As empresas que fazem o transporte escolar em Maringá têm até o final da tarde de hoje para fazer a vistoria dos veículos no Pelotão de Trânsito do 4º Batalhão da Polícia Militar.
Até ontem, 30 dos 43 veículos cadastrados pela prefeitura já haviam passado pela vistoria - a metade foi reprovada por falta de equipamentos obrigatórios, como o tacógrafo.
O transporte de escolares é coordenado pela Associação do Transporte Escolar de Maringá. Cada um dos 43 veículos é responsável por linhas pré-determinadas. Ao todo, existem 37 linhas na cidade.
Segundo o presidente da entidade, Antônio Lima, um dos problemas hoje é a existência de 15 veículos clandestinos que operam na cidade. Eles não foram cadastrados pela prefeitura, não têm alvará e seus motoristas não possuem carteira de habilitação ‘‘D’’ (profissional). Lima diz que os clandestinos atrapalham o trabalho da categoria, fazendo concorrência ilegal.
Para poder trabalhar, o veículo tem que ter um tacógrafo que registra dia, hora e velocidade. O cartão do tacógrafo é fiscalizado semanalmente por fiscais da prefeitura e soldados da PM.

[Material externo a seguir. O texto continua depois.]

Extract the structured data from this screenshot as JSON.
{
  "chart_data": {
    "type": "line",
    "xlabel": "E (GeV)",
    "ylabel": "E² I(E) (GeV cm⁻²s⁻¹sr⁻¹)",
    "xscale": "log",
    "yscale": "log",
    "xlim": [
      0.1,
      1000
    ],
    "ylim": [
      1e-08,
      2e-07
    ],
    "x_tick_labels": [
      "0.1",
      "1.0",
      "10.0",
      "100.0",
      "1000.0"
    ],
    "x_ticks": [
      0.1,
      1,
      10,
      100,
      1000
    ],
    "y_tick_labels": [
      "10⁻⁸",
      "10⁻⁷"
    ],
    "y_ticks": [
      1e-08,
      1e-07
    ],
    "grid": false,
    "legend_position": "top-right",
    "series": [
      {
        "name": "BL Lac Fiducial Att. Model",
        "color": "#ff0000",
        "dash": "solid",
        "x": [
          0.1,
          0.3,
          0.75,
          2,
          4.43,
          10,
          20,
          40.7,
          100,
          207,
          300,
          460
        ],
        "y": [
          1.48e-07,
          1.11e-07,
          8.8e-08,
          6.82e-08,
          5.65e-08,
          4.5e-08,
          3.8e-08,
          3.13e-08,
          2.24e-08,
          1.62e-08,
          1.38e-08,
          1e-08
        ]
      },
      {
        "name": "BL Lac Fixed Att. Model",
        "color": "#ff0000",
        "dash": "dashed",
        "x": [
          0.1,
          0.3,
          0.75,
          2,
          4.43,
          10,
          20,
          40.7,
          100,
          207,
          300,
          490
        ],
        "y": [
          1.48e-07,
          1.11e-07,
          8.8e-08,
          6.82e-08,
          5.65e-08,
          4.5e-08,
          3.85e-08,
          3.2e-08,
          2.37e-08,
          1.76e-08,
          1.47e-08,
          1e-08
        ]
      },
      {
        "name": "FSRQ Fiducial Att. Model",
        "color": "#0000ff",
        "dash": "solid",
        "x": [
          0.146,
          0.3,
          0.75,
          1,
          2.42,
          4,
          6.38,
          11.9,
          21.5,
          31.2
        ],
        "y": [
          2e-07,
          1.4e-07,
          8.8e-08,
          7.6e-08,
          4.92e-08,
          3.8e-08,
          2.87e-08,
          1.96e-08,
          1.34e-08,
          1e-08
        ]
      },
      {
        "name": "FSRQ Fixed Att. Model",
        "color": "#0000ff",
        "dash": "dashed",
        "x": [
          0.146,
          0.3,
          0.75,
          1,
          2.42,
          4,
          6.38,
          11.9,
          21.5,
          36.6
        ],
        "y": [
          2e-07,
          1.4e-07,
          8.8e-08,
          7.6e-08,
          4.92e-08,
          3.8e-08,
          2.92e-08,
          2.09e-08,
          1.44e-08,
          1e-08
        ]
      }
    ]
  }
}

Na vistoria, se o veículo for aprovado, ganha um selo da prefeitura para ser colocado no vidro traseiro. Se for reprovado, tem que cumprir as exigências e retornar ao quartel da PM para fazer nova vistoria.
Os reprovados, em sua maioria, têm problemas de assoalho podre, falta de cinto de segurança, pneus carecas, falta de grades na traseira (no caso das Kombis) e falta de tacógrafo.
Se um carro clandestino for flagrado pela fiscalização ou se um dos cadastrados estiver sem equipamento obrigatório, a multa é de 1.660 Ufir.